Gabriel Farias menekankan, saat ini manusia bisa dijuluki

dengan homus photographicus, setiap orang seakan – akan

terbiasa mengungkapkan emosi dirinya secara visual melalui imej

atau foto yang disebut Farias sebagai cybernetic image.

Fenomena foto diri ini menjadi semacam budaya yang muncul dan terjadi di media sosial. Para pengguna seolah – olah memiliki sebuah praktik kebudayaan baru terkait koneksitas mereka terhadap media sosial. Foto diri juga dianggap sebagai kebiasaan bermedia sosial dan semakin kuat kebiasaan itu karena adanya komentar yang diberikan oleh pengguna lain terhadap foto diri yang diunggah

Kenyataan foto diri ini dimanfaatkan oleh institusi bisnis. Mengapa?

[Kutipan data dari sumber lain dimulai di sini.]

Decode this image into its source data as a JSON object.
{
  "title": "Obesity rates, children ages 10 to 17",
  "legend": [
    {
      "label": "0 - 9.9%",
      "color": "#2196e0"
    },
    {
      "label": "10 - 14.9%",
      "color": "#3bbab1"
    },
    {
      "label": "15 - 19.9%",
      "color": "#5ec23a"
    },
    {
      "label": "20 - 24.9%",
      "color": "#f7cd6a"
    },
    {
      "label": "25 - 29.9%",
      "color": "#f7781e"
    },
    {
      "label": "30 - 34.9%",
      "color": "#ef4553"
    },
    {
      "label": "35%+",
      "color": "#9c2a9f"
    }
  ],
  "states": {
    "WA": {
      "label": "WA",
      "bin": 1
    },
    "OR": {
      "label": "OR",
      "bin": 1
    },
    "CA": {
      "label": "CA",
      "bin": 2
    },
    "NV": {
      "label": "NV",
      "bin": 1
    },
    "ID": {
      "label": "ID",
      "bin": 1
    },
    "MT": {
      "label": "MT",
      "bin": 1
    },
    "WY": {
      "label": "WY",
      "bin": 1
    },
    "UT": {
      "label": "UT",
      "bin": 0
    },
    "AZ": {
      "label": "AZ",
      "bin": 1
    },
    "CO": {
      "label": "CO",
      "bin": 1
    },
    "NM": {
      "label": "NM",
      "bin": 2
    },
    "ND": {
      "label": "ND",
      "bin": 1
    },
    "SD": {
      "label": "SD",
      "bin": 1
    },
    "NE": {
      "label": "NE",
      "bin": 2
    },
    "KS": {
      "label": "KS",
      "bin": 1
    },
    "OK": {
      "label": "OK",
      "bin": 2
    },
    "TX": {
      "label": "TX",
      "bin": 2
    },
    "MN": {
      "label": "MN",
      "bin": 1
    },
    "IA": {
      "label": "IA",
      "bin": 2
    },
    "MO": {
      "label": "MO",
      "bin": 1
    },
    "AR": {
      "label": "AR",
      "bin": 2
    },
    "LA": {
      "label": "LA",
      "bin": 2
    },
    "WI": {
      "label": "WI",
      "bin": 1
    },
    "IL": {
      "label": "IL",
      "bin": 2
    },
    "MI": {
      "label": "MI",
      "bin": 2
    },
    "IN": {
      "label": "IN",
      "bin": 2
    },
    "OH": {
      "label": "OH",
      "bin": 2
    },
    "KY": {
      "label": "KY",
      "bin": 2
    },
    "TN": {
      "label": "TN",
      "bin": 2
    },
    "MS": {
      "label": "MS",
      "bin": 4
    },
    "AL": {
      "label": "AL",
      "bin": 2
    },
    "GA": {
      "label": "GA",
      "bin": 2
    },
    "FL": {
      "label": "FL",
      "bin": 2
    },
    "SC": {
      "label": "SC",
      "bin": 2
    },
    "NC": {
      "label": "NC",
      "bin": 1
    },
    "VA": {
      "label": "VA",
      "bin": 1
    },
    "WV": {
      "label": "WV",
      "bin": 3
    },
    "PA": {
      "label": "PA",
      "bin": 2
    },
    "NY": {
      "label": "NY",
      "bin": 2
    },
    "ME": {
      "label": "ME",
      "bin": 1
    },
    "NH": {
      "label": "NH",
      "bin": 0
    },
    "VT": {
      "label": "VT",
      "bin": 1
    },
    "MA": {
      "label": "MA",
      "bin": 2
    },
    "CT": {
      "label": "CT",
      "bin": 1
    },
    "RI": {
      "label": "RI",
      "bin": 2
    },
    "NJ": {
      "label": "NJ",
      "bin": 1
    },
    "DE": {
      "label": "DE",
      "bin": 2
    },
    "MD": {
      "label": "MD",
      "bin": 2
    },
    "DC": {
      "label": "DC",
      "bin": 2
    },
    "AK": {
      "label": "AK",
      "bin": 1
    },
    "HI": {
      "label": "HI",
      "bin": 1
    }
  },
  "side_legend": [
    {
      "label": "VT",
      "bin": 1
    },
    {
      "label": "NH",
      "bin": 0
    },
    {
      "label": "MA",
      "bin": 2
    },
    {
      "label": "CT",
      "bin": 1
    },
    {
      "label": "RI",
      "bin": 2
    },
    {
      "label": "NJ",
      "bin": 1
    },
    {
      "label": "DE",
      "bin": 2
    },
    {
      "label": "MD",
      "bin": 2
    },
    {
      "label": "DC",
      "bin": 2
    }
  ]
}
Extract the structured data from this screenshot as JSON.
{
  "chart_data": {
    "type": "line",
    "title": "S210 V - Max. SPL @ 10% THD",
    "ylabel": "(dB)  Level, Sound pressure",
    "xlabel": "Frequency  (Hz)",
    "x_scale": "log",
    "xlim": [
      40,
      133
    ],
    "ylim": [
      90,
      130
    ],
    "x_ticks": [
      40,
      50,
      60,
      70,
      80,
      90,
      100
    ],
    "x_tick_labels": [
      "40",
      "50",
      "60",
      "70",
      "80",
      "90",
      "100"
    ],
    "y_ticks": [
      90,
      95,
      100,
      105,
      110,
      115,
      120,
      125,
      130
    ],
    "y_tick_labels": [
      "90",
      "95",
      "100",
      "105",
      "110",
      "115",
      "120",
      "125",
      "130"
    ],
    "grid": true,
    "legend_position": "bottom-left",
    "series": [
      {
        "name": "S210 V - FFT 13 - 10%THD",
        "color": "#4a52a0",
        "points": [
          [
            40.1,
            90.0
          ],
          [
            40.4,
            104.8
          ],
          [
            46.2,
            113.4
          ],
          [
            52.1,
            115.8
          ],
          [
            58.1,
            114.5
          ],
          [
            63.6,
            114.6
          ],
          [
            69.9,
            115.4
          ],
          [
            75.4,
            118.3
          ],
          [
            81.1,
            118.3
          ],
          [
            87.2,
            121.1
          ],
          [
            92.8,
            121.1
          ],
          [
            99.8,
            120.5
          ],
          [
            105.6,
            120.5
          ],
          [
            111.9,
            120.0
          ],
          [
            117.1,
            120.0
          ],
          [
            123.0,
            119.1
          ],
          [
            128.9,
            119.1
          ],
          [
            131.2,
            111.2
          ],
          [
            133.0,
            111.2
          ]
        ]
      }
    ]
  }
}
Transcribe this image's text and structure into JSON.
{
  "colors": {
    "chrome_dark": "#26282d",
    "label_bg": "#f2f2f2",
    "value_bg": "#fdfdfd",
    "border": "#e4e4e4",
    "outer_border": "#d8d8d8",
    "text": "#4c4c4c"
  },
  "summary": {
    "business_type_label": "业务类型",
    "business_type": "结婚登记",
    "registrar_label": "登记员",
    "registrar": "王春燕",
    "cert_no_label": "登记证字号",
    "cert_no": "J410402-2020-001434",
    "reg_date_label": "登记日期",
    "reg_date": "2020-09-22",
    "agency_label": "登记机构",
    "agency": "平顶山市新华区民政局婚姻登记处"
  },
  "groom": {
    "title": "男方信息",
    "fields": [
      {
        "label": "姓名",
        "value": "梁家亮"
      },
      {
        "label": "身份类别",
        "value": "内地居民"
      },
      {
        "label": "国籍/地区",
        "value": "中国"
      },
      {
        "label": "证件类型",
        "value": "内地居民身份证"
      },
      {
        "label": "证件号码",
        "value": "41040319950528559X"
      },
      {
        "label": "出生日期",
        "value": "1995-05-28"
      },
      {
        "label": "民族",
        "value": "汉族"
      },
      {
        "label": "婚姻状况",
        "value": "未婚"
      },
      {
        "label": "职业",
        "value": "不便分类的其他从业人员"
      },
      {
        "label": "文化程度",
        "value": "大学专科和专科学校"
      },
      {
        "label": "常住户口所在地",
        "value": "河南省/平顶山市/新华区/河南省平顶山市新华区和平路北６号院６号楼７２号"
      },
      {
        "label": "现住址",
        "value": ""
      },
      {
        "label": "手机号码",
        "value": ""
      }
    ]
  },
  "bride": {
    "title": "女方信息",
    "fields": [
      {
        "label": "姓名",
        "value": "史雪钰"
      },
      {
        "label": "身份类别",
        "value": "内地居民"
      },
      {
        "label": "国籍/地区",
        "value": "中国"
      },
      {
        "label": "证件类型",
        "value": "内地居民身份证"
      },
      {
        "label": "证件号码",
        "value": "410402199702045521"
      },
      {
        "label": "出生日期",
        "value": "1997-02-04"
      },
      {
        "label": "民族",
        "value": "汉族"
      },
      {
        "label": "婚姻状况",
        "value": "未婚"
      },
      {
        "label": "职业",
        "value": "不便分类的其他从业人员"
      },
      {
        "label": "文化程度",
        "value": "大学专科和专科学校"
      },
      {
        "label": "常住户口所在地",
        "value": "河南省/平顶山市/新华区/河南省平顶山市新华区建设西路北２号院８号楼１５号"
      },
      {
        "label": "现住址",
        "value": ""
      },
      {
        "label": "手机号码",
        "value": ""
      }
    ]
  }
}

Karena foto diri yang diunggah menjadi bahan perbincangan atau saling mengomentari di media sosial. Contoh: perusahaan komersil yang membuka kompetisi foto dengan syarat pengguna yang tampil di foto tersebut sedang memegang produk dari merek tertentu.

Sebuah riset yang dilakukan oleh lembaga Opinium di Inggris (www.opinium.co.uk) terhadap 2005 responden yang berusia antara 18 sampai 24 tahun pada 26 – 29 Juli 2013 menunjukkan bahwa dalam sehari ada lebih dari satu juta foto diri yang dibuat. Realitas siber ini menunjukkan bahwa kekuatan foto diri adalah artefak kebudayaan yang bida ditafsirkan dari berbagai sudut pandang.

Kesimpulannya adalah kehadiran teknologi memberikan

ruang kepada penggunanya untuk mengonstruk dirinya dan

hasil dari konstruksi diri itu merupakan konten yang bisa

diakses oleh siapapun melalui jaringan sosial.

Selfie telah mengubah aspek interaksi sosial, bahasa

tubuh, kesadaran diri, ranah privasi dan humor, temporalitas

(keberadaan dalam waktu tertentu), ironi (keadaan yang

bertentangan dengan harapan), dan aktifitas publik.